Clayoquot Sound: Leading the Way
The largest remaining tracts of old-growth forests on Vancouver Island are in Clayoquot Sound, a 260,000 hectare region surrounding the west coast village of Tofino. Because of its rugged terrain and remoteness the logging industry was slow to get a foothold here. Consequently over 70% of its old-growth forests are still intact.

Sydney Inlet and Pretty Girl Valley in Clayoquot Sound north of Tofino is an old-growth paradise. Many of Clayoquot’s intact valleys and islands still require legislated protection. Photo by Adrian Dorst
The aboriginal owners of the territory are the Clayoquot tribes of the Nuu-chah-nulth First Nations. They, in cooperation with environmental groups, have worked hard over the years to resist clearcutting in special areas like Meares Island.
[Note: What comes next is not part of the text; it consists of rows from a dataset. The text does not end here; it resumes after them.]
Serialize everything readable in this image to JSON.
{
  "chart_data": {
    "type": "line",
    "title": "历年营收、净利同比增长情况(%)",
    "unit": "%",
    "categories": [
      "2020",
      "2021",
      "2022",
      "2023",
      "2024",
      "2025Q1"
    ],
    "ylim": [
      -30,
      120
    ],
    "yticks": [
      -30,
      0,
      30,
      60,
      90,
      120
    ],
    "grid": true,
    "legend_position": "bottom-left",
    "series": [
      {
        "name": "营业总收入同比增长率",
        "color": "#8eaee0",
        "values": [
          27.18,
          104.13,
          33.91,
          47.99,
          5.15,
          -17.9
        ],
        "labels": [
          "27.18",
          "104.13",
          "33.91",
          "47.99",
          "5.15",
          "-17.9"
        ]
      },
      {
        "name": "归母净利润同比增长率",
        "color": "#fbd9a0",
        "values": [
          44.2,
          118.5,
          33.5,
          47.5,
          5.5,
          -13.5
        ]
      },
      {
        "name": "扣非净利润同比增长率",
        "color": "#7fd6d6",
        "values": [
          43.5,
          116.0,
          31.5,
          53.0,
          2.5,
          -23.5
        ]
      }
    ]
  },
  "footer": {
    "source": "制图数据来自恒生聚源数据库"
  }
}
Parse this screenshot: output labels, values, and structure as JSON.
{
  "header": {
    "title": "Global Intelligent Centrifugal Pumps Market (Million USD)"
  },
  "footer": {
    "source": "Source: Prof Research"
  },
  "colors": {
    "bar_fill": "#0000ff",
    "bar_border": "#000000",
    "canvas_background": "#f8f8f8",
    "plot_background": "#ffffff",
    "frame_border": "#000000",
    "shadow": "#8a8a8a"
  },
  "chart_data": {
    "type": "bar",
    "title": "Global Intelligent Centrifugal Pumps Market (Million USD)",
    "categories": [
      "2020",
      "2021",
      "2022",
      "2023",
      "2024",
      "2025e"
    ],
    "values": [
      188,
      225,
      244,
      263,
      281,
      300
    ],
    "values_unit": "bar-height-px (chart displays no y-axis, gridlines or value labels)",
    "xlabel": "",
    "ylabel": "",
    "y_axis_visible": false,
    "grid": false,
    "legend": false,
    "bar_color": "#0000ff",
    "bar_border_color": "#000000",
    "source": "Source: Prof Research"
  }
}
In early 1993, some 12,000 people led by the Friends of Clayoquot Sound took part in protests to oppose MacMillan Bloedel’s logging operations in the area. Almost 900 people were arrested for peacefully blocking the way of the logging trucks, which made it the largest act of civil disobedience in Canadian history.
MacMillan Bloedel eventually abandoned its plans to log Clayoquot Sound’s pristine valleys and went on to give over the company’s logging rights to the Nuu-chah-nulth controlled logging company, Iisaak Forest Resources.
In 1998, the Clayoquot Memorandum of Understanding (MOU) was signed between the Nuu-chah-nulth’s Clayoquot Chiefs, Iisaak Forest Resources, and 4 environmental groups – Greenpeace, Sierra Club, Natural Resources Defense Council and the Wilderness Committee. The agreement declared that all of Clayoquot Sound’s remaining pristine valleys and islands are eehmis (Nuu-chah-nulth for very special places) which are to be off-limits to logging. Iisaak’s logging, it was agreed, would occur in already fragmented areas, eventually transitioning away from logging old-growth to logging second-growth forests.
Clayoquot Sound continues to be at the forefront of old-growth forest conservation efforts on Vancouver Island. To keep Clayoquot Sound moving towards sustainability the BC government needs to legislate protection for the Nuu-chah-nulth’s eehmis areas by enshrining First Nations land-use planning outcomes in law and provide economic development funds – as the provincial government recently did in the Great Bear Rainforest on BC’s mainland coast. This will help the Nuu-chah-nulth people develop forest-friendly businesses and local employment opportunities.
It’s worth noting that since the signing of the MOU by the First Nations and environmental groups back in 1998, Clayoquot Sound has been designated a UN Biosphere Reserve and has become one of Canada’s premier eco-tourism destinations, generating an estimated $100 million in tourism revenues each year.